Cells were seeded in uncoated Petri dish (cat. #80136, IbiDi, Martinsried, Germany) at 10⁵ cells/well. After 48 h equilibration in cell incubator, cells were labeled with 1 µL of Laurdan (2-dimethylamino(6-lauroyl)naphthalene) stock solution per milliliter of RPMI 1640. The stock solution concentration was 1 mM in dimethyl sulfoxide (DMSO) and was renewed every three weeks. After 30 min equilibration in the cell incubator, the medium was supplemented with 150 µM palmitic acid, 150 µM palmitoleic acid, and 150 µM sapienic acid. Imaging was performed before treatment and after 4 h.
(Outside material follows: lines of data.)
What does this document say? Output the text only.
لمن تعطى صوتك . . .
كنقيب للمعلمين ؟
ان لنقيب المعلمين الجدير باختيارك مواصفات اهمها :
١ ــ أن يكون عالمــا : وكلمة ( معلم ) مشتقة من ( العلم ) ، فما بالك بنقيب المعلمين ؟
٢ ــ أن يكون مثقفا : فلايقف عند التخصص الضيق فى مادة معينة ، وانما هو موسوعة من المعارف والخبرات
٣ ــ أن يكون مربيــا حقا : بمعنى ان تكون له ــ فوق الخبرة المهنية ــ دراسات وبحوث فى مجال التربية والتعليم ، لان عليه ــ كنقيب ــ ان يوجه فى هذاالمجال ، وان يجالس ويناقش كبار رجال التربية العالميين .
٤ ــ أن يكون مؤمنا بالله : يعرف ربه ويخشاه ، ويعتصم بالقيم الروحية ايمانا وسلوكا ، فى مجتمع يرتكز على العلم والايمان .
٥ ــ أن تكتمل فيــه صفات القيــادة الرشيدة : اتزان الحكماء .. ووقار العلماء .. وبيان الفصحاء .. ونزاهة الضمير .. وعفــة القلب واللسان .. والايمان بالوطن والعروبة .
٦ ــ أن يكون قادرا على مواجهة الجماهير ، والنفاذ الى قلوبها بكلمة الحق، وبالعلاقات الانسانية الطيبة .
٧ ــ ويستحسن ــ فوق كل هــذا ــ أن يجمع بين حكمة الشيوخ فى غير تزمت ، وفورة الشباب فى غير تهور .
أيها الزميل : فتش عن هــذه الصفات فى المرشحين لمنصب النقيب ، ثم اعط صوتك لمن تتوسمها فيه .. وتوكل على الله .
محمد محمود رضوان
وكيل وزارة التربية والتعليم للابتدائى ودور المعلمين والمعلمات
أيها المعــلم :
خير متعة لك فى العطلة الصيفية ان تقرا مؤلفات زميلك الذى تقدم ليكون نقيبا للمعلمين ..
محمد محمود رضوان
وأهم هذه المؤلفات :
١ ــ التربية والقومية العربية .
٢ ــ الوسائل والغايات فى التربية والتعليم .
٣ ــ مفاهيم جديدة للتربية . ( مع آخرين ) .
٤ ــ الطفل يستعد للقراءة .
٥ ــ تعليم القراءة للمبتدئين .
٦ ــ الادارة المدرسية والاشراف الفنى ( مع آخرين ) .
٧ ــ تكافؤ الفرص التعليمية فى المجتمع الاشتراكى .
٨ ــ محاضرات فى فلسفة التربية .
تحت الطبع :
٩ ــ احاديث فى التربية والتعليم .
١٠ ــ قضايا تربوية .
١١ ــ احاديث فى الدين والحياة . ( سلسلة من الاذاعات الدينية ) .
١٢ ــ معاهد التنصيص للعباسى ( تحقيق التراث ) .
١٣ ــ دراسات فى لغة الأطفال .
As a normalized ratio of the intensity at the two emission wavelengths regions, the generalized polarization (GP) provides a measure of membrane order, in the range between −1 (liquid-crystalline) and +1 (gel). The GP, defined as

$$GP=\frac{I_{(400–460)}-G{I}_{(470–530)}}{I_{(400–600)}+G{I}_{(470–530)}}$$

(1)

was calculated for each pixel using the two Laurdan intensity images (I_(400–460) and I_(470–530)) by using the program Ratiometric Image processor [43,44]. The calibration factor G was obtained from the GP values of solutions of Laurdan in DMSO. G factor had approximately 2% variation across the imaging area. GP images (as eight-bit unsigned images) were pseudo-coloured in ImageJ software (current version 1.48V, Java 1.6.0_65). Background values (defined as intensities below 7% of the maximum intensity) were set to zero.

4.8. Statistical Analysis

Results by cell experiments are given as mean values ± SD. Statistical analyses of data from cell viability, caspase experiments and western blot analysis were conducted using the XLSTAT-Pro software, version 6.1.9 (Addinsoft, 2003, Brooklyn, NY, USA) with a 95% confidence interval (p ≤ 0.05). Data were analysed by ANOVA and ANCOVA with Bonferroni’s correction, followed by a comparison with Dunnett’s test. Analysis of acquired images for the microscopy experiments were performed with ImageJ. For GP data, mean ± SD values were determined and utilized for two-tailed Student’s t-test analysis. GP were averaged over n = 80 cells per sample. Fatty acids results are given as mean ± SEM (standard error of the mean). Statistical analysis was performed using GraphPad Prism 5.0 software (GraphPad Software, Inc., San Diego, CA, USA). We used non-parametric unpaired t-test two-tailed with 95% confidence interval.

5. Conclusions

Our work offers the first evidence that sapienic and palmitoleic acids are two positional hexadecenoic fatty acid isomers with a distinct metabolism in human Caco-2 cells, the former being rapidly converted to n-10 C18 MUFA and a n-10 PUFA, increasing the unsaturated fatty acid levels in the cell lipidome, contributing to an increased fluidity and improving cell survival. These aspects must be investigated in detail in different cancer cells and conditions. The results here shown for Caco-2 cells open novel perspectives for lipidomic studies in health and diseases.